The Voyager Record
Our Research Notes series invites authors to describe their process for a recent book, with “research” defined as broadly as they like. This week, Anthony Michael Morena writes about The Voyager Record: A Transmission from Rose Metal Press.
I like to think of research as infotainment, something that should be as much fun for writers as the books they want to put into the world. It’s a reading experience that I tried to recreate in The Voyager Record, my long lyric essay about the collection of sounds, images, greetings, and music that was strapped onto the twin Voyager space probes and launched into space in 1977. My goal was to create something that could be shelved in poetry but still give decent tertiary source. The following is a partial list of the resources I used—and in some cases am still using—to put the book together and support it.
Murmurs of Earth (Ballantine Books, 1978) was my primary reference for The Voyager Record. With sections authored by each of the record’s main collaborators and blow-by-blow explanations of the contents, this is the authorized version of Voyager’s story. Murmurs is more than a 33⅓ for the Golden Record (which wouldn’t make sense since the record plays at 16⅔ rpm): these are the liner notes that didn’t get sent into space with the rest of the album. But does that technically make it part of the record? Is this a primary or a secondary source? I can’t tell exactly. In the notes at the end of The Voyager Record I say that my book is just as much an ekphrasis of Murmurs of Earth as it is of the interstellar message, a research and research topic fused together. The book was such an intimate resource for me that it’s actually present in the text. In The Voyager Record I explain how I found a copy of Murmurs of Earth at the top of a stack of books in the Science section at the Strand Bookstore in New York, where I worked. It’s an encounter that has always felt numinous to me, like a personal November 12, 1955, and The Voyager Record is my flux capacitor.
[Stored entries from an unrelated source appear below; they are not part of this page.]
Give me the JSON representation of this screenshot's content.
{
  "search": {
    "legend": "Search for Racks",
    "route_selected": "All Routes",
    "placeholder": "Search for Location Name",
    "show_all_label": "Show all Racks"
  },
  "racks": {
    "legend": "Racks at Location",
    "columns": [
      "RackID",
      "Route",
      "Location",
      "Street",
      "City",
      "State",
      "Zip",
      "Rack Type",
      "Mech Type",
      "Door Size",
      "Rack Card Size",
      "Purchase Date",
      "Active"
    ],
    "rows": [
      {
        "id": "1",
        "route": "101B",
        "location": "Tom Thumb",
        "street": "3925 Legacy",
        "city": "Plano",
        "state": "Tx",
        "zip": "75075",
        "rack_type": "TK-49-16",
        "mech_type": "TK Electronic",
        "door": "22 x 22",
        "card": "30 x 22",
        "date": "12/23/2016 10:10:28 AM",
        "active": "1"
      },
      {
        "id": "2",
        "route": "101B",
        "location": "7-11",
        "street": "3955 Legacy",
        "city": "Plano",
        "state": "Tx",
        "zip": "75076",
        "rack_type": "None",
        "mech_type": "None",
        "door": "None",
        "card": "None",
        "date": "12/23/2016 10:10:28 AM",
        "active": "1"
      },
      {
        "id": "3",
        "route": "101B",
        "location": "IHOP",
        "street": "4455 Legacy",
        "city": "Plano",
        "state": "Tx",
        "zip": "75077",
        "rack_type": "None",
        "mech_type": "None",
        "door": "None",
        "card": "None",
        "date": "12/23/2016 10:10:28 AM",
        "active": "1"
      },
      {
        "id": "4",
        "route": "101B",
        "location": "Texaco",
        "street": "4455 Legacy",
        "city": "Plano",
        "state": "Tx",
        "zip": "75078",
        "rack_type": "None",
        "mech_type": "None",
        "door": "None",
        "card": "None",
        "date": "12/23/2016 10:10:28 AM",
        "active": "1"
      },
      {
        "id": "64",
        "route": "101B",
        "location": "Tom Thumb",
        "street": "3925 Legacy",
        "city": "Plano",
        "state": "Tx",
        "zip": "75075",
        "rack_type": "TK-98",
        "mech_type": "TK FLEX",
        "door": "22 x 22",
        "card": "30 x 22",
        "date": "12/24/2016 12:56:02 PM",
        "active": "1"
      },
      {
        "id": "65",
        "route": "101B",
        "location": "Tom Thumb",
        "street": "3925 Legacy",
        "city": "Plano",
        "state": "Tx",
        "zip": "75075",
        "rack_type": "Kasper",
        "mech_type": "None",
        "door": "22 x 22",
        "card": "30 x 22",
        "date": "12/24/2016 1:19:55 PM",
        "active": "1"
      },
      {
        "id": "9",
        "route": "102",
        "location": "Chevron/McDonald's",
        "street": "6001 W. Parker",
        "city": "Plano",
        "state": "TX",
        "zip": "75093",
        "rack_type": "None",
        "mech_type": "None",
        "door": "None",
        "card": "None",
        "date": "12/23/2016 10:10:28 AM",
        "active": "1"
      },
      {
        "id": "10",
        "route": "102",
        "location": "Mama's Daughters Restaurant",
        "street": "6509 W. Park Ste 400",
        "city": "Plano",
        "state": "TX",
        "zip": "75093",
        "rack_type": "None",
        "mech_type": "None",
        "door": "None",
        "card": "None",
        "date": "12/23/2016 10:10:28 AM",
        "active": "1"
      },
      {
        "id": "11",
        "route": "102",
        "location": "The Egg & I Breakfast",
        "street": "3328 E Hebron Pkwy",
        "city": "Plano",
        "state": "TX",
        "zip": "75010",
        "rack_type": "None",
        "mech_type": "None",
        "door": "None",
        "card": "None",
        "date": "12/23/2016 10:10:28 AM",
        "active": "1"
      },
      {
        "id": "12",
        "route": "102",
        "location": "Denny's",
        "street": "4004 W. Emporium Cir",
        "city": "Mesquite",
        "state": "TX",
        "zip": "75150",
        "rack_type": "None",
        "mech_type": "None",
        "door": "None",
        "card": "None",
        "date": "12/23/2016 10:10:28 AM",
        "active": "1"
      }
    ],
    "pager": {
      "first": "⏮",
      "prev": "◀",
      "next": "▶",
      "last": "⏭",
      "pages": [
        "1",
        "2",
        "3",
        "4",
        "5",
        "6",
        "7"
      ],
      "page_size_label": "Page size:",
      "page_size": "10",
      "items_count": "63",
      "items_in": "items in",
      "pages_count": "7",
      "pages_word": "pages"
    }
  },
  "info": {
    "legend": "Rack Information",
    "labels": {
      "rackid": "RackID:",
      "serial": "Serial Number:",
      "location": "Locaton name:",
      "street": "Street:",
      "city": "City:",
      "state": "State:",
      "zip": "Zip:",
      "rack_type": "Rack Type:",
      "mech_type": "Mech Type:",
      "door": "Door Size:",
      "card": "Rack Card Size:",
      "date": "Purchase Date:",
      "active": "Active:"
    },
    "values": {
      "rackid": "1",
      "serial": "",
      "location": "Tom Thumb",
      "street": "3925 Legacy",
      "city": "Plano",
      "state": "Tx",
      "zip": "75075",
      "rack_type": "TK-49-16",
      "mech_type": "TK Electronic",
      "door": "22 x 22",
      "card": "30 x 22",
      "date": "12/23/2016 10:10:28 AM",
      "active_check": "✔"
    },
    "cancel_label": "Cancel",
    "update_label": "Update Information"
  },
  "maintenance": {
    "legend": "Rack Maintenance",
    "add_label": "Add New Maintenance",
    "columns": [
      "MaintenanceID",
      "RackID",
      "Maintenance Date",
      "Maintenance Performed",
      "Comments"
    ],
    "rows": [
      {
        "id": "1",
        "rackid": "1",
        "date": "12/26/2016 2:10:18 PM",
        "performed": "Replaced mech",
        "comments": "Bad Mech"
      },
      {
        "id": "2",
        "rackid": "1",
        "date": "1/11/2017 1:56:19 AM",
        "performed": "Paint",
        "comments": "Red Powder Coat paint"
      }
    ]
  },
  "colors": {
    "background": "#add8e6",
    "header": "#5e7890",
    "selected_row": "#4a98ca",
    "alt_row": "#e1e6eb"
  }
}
Voyager has made a few appearances on TV and in film over the years, so another big part of my research for the book was to watch or rewatch as much of that as possible. It was mostly science fiction, with the notable exception of The West Wing episode “The Warfare of Genghis Khan.” When I was younger I had this stupid running joke that whenever I was partying/being self indulgent and not hitting the books I’d call what I was doing “research.” But if you walked into my living room in 2012 and caught me watching Starman and I said that, it would be true.
Twitter is a great place to find more raw data. A lot of people who have written about or worked on the Voyager projects are on Twitter and you can follow them, if that is what you are into. Some are just cool robots. One of my favorites is @NSFVoyager2, an unofficial Voyager 2 bot that makes daily updates about Voyager 1 & 2’s distance from the Earth in light years, and any periodic command routines that the spacecraft is given to perform. This is actually more informative than the vanilla @NASAVoyager verified account run by NASA.
Signal vs. Noise:
While I was in the middle of writing the book I decided to set up some Google alerts about Voyager in case any news stories came along that might be good to introduce into the narrative. This was in the late spring of 2012, so there was actually plenty there to find: the first data was coming back in support of the theory that Voyager 1 had reached interstellar space, the edge of the heliopause. Google alerts did a good job keeping me informed of all this, and that won me over to the service.
But Google alerts are pretty bad at separating the results you want from garbage you have no use for. Did you know that MOOG makes a model of synthesizer called the Voyager? Or that there is a cruise ship called the Voyager of the Seas? There is also a Voyager Transformers spin-off, a Kindle model, a Reebok sneaker, a men’s fragrance, and line of scuba gear, a USB flash drive model, a 3-D printer, and one off-coast deep well drilling ship, all of which will clog up your space probe-related search results. Even after sifting out a lot of the bum criteria, I still wind up scanning through a bunch of useless notifications. It’s partly my fault. Because Nick Sagan, voice of the record’s English greeting and son of Carl Sagan, was a writer on Star Trek: Voyager I keep that one around on purpose. But there are others I haven’t weeded out for no particular reason: a Voyager minor league baseball team, a Voyager mutual fund, a sculpture in Reykjavik, and a solar powered robotic boat that went adrift in the Atlantic Ocean to name just a few. I guess the reason I haven’t excluded these terms is pure laziness, but maybe a part of me thinks that if I keep them around I can catch something bigger, a common thread hiding somewhere in the metadata that will unite all of these Voyagers together, and reveal something spectacular. I just don’t want to miss it.